A Compesa vai acompanhar o recebimento desses sistemas, para indicar possíveis ajustes necessários, e se colocará à disposição para recebê-los do município, respeitando o processo legalmente necessário/Foto: Assessoria

A Compesa vai acompanhar o recebimento desses sistemas, para indicar possíveis ajustes necessários, e se colocará à disposição para recebê-los do município, respeitando o processo legalmente necessário/Foto: Assessoria

O gerente regional da Compesa, João Raphael Queiroz, esteve na sede da Codevasf em Petrolina, para tratar da transferência à Compesa dos sistemas de abastecimento de água construídos pela Companhia nos municípios de Petrolina e Lagoa Grande.

Legalmente, a Codevasf, como Companhia que promove o desenvolvimento regional, não pode operar este tipo de abastecimento, função que deve ficar a cargo da prefeitura municipal.

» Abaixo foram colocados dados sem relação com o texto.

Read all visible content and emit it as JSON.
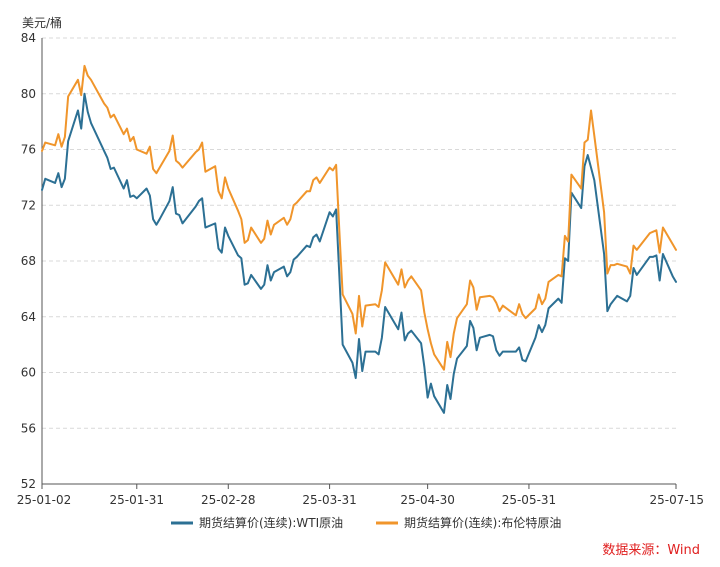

Em Pernambuco, entretanto, existe uma lei que define que as prefeituras devem passar essa gestão à Companhia estadual de saneamento, desde que esta esteja disposta a aceitá-la.

De acordo com o superintendente regional da Codevasf em Pernambuco, Expedito Pereira, durante a reunião ficou definido que até o final do mês de maio, a Companhia ligada ao Ministério da Integração irá finalizar pequenos ajustes nos sistemas de Pedrinhas e da Agrovila Massangano, em Petrolina, e irá passá-los à prefeitura municipal.

A Compesa vai acompanhar o recebimento desses sistemas, para indicar possíveis ajustes necessários, e se colocará à disposição para recebê-los do município, respeitando o processo legalmente necessário.

A expectativa da Codevasf é que, já em junho, outros dois sistemas passem pelo mesmo processo, desta vez, em Lagoa Grande, nos abastecimentos de Gado Bravo e Malhada Real, e, em agosto, os sistemas de Cristália e Nova Descoberta passem pelo mesmo processo de transferência.

Todos eles têm pequenos detalhes a serem ajustados para finalização da obra. A maioria é devido ao baixo nível do Rio São Francisco, que tem feito com que a lâmina de água onde é feita a captação esteja demasiadamente pequena. As obras de reparação farão com que os locais de captação tenham uma lâmina maior e possam atender às comunidades, mesmo com mínimas vazões históricas do Rio São Francisco.